Re: Relicensing tracepoints and markers to Dual LGPL v2.1/GPLv2,headers to Dual BSD/GPL

From: Steven Rostedt
Date: Mon Oct 26 2009 - 09:46:03 EST


On Mon, 2009-10-26 at 12:31 +0100, Ingo Molnar wrote:
> * Alan Cox <alan@xxxxxxxxxxxxxxxxxxx> wrote:
>
> > > > Can we re-distribute with dual license (e.g: bsd/gplv2 or lgpl
> > > > 2.1/gplv2) about some source of linux kernel source? I think that
> > > > linux kernel source is GPLv2 only. Frankly speaking, I am not know
> > > > exactly about legal issues of your questions.
> > >
> > > Yes, the legality of such relicensing is questionable as that code was
> > > never developed outside of the kernel but as part of the kernel.
> >
> > We have lots of dual licensed code in the kernel. [...]
>
> Correct, but that that common case for dual licensing is when it was a
> work existing outside of Linux, licensed differently - and it's a common
> courtesy to keep any GPL-compatible licenses when such code goes into
> the kernel.
>
> This is a different case though. This is about code which was written
> within Linux, was licensed under the kernel's license (GPLv2), written
> and modified by many people - and now it's proposed to be extracted
> under a new license - which license it never had before.
>
> > [...] The copy in kernel may well only act as GPLv2 but the copy
> > outside has other licences (Linus for example relicensed some of his
> > early locking primitive/atomic bits for the Mozilla folks)
>
> That's a more clear-cut case: it's for something independent-looking,
> written from scratch by a single person (Linus) and that person gave the
> second license. (it's also rather trivial wrappers around atomic
> instructions and hence most of it might even be not copyrightable)

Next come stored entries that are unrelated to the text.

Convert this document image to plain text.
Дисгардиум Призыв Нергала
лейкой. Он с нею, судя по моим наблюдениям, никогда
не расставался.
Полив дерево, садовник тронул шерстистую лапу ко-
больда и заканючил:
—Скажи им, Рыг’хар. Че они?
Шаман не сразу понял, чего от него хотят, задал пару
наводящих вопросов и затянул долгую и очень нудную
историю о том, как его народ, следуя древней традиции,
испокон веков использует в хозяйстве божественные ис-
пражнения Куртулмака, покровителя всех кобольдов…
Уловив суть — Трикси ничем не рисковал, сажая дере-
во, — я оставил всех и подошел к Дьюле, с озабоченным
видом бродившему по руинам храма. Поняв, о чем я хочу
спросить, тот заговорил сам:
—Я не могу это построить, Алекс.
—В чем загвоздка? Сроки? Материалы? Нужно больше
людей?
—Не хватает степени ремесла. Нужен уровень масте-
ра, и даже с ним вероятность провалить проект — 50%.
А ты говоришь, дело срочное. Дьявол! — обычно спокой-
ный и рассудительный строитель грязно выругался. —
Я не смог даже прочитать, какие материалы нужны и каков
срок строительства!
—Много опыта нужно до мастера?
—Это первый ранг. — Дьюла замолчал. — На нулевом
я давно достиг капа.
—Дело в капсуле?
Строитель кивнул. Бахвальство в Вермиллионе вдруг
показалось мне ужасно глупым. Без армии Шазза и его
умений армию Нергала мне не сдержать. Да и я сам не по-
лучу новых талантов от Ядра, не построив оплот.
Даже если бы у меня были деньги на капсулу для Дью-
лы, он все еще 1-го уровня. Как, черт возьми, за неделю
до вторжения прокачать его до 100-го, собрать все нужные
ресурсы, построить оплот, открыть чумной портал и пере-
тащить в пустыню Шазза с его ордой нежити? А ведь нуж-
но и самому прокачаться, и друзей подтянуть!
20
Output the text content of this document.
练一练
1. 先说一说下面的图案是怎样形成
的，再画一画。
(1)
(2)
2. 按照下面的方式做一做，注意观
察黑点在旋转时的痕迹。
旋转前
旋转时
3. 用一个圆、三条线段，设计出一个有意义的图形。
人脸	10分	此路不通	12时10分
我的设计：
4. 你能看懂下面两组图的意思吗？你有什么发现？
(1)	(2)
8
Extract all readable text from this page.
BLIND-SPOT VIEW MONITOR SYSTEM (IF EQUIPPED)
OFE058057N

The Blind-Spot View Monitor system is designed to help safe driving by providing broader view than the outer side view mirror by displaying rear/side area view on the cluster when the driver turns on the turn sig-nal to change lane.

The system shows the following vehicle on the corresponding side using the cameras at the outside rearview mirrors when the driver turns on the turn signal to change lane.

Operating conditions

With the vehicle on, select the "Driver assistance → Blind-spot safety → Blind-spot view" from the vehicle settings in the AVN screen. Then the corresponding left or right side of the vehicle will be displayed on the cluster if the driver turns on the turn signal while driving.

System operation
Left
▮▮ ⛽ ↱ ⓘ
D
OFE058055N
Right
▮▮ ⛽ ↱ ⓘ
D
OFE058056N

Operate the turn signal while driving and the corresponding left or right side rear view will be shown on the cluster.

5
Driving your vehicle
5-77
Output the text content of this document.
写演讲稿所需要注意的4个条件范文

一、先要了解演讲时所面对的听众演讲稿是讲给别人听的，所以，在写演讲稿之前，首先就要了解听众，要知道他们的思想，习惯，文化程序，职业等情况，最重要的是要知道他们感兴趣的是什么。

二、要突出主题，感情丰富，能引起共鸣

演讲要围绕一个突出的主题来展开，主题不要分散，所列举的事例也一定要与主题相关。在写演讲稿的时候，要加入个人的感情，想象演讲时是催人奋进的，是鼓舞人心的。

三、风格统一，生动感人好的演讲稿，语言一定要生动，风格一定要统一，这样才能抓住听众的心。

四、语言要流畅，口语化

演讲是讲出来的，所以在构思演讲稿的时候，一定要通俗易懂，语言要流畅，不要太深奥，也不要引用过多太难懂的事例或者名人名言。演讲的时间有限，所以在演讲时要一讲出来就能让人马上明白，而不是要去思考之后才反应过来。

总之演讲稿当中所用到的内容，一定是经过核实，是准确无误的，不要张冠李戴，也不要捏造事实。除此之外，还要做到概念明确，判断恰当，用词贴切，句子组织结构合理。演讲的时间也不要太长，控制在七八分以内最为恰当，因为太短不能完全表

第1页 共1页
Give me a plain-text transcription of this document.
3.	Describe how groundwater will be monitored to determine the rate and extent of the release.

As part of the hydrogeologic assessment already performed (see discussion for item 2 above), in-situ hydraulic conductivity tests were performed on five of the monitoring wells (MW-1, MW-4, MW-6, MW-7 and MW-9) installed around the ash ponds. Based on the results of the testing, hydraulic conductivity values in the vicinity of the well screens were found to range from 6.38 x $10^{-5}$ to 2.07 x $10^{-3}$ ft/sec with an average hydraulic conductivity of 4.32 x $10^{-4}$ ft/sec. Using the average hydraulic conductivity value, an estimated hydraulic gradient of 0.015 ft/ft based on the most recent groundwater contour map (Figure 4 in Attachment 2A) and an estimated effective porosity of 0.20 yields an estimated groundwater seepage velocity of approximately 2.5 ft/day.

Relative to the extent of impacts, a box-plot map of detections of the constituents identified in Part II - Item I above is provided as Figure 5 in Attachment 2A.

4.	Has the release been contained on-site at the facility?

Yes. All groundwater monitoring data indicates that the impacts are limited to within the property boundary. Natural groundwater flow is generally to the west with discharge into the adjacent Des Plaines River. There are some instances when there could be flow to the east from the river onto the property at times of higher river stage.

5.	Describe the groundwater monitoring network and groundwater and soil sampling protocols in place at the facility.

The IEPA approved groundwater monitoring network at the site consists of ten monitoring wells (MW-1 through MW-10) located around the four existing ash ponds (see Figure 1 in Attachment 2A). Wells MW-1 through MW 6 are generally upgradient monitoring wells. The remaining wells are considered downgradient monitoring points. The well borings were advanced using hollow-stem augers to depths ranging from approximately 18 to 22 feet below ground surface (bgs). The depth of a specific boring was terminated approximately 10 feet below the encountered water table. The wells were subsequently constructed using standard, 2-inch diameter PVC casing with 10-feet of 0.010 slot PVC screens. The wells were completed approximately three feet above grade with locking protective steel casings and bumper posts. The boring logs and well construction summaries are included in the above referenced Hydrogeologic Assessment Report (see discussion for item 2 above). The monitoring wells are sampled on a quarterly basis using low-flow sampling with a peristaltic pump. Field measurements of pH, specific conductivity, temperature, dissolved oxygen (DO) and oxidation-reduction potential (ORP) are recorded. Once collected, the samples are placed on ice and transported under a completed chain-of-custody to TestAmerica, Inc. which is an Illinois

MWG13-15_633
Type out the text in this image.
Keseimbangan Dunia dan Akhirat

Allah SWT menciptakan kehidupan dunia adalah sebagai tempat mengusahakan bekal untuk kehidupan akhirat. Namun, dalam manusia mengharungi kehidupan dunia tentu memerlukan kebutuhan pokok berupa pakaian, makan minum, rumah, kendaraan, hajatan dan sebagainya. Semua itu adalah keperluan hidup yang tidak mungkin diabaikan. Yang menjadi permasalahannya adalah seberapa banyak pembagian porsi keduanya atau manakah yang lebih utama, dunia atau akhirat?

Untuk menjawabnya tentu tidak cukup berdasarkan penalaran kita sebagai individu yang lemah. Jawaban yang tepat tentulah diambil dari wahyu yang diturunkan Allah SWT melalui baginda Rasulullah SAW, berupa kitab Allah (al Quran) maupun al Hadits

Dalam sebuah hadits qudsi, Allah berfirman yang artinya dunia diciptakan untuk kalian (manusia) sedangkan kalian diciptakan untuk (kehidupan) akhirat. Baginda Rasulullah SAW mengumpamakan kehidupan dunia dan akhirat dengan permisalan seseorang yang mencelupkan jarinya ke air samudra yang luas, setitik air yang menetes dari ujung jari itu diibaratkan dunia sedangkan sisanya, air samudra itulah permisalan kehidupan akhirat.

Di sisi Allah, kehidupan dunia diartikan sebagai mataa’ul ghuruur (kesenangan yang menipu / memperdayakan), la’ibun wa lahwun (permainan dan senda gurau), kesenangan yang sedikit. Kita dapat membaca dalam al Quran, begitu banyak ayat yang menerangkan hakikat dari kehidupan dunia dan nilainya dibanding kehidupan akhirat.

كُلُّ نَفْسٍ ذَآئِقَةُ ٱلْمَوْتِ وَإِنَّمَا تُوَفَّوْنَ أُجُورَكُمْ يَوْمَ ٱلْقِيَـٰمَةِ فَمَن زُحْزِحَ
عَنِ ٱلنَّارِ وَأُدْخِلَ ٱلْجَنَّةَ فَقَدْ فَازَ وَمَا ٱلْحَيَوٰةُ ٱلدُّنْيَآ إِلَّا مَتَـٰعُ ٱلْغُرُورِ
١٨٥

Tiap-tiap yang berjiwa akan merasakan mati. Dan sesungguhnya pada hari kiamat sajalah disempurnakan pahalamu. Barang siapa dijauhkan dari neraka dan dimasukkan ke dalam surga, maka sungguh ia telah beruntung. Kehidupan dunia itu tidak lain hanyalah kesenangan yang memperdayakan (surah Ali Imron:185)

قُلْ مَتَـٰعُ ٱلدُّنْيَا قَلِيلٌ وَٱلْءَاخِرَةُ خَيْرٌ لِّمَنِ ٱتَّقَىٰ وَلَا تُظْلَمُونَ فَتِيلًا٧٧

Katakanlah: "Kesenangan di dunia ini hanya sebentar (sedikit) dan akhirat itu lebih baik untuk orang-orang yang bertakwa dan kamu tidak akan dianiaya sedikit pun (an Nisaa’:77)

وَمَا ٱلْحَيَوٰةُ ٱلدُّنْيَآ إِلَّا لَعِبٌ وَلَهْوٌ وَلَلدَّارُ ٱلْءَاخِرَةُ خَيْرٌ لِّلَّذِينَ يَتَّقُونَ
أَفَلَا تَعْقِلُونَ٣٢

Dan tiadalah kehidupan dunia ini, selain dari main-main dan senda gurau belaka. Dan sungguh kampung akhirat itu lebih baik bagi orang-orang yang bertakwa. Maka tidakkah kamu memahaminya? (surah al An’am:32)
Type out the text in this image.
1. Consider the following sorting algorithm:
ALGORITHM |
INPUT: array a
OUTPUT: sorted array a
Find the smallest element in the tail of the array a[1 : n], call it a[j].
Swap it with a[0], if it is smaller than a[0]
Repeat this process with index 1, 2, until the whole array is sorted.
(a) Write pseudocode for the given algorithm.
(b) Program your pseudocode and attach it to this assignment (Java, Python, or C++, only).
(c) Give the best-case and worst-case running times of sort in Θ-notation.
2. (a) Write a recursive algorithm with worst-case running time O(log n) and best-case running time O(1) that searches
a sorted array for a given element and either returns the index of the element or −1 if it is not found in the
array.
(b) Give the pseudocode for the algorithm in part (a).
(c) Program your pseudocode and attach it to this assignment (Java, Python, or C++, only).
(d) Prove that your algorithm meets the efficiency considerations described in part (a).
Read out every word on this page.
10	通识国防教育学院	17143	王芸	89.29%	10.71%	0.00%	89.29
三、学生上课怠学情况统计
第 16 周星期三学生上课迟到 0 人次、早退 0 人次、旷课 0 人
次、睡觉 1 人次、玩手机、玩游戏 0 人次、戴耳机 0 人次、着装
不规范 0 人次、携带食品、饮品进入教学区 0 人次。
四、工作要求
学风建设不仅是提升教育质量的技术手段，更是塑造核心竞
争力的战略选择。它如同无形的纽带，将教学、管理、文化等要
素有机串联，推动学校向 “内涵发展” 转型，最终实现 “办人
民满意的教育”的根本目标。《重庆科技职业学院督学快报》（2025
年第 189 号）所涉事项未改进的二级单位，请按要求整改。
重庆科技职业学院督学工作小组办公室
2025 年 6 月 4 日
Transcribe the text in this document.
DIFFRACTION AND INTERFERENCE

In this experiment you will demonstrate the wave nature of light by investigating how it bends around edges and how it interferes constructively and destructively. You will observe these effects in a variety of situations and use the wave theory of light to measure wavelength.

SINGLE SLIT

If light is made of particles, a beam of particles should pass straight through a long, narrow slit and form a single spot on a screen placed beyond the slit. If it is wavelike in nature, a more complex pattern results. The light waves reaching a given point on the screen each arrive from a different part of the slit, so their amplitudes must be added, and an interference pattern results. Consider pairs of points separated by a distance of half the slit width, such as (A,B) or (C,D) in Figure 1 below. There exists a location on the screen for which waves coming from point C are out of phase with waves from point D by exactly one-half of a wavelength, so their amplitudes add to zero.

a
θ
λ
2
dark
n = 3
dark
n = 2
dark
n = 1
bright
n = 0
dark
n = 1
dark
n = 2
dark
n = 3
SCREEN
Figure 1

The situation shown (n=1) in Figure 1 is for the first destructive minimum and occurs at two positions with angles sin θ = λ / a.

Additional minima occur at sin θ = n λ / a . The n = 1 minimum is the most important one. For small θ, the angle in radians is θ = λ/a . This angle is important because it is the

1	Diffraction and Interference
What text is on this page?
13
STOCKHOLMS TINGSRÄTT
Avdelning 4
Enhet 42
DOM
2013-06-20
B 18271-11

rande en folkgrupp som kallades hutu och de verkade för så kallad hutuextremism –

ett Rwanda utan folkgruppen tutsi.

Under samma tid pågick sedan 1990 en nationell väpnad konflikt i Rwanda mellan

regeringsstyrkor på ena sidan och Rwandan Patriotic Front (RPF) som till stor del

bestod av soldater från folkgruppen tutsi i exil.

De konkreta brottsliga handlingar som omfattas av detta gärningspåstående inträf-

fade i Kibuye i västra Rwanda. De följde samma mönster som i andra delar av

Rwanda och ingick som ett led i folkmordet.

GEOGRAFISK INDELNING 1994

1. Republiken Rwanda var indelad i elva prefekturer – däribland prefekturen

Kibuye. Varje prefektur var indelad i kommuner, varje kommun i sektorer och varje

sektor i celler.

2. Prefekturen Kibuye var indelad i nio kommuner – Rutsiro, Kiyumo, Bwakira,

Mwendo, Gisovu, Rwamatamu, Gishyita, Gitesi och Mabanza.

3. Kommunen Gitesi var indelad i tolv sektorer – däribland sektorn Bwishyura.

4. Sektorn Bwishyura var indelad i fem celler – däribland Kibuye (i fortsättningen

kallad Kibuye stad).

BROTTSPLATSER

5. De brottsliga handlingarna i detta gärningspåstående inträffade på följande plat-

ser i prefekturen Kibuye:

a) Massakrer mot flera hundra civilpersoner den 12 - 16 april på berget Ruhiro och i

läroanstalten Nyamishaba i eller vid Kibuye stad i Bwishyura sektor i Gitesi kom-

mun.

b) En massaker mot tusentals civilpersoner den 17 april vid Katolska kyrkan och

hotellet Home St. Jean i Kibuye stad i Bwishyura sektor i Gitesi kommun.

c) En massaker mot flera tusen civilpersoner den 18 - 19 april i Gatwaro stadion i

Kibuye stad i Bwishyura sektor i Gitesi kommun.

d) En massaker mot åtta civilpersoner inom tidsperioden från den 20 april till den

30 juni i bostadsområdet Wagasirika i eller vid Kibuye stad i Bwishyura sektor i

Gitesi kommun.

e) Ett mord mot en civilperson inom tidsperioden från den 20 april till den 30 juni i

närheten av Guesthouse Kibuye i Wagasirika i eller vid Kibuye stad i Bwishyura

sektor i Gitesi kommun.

Yes, and new changes to the code in the kernel would also need written
permission to stay covered under the dual license. There's been a few
times I fixed a bug in some piece of code and later been asked by the
owner of said code if I was OK with my change being dual licensed.
Otherwise they would not be able to use it.

I agree, dual licensing in the kernel can be an administrative pain :-p

One that Mathieu will need to do ;-)

> > > So for those two grounds i cannot give my permission for this
> > > relicensing, sorry.
> >
> > One comment here - and one to be careful of for relicensing purposes.
> > In most parts of the world if you were paid by an employer to produce
> > the code that the request relates to then the rights to it belong
> > solely to the employer. Permission (or refusal) from the code author
> > may well be meaningless because such permission must come from the
> > employer and right owner in question (so IBM, Red Hat etc) in those
> > cases and not the author.
>
> Of course - if performed as hire for work in the US. And there's
> jurisdictions where work performed outside of work hours might still be
> the copyright of the author's. (There's even jurisdictions where only
> natural born persons may have copyright ownership, never corporations.)
> So it's safest to ask for both. IMHO it's a complex, "ask your lawyer"
> issue. I am not a lawyer.

True, I did not take into account for those working in Holland, Hungary
or Japan. But I did give the list of people that touched the code to
Legal, so I'm assuming that they did check it out.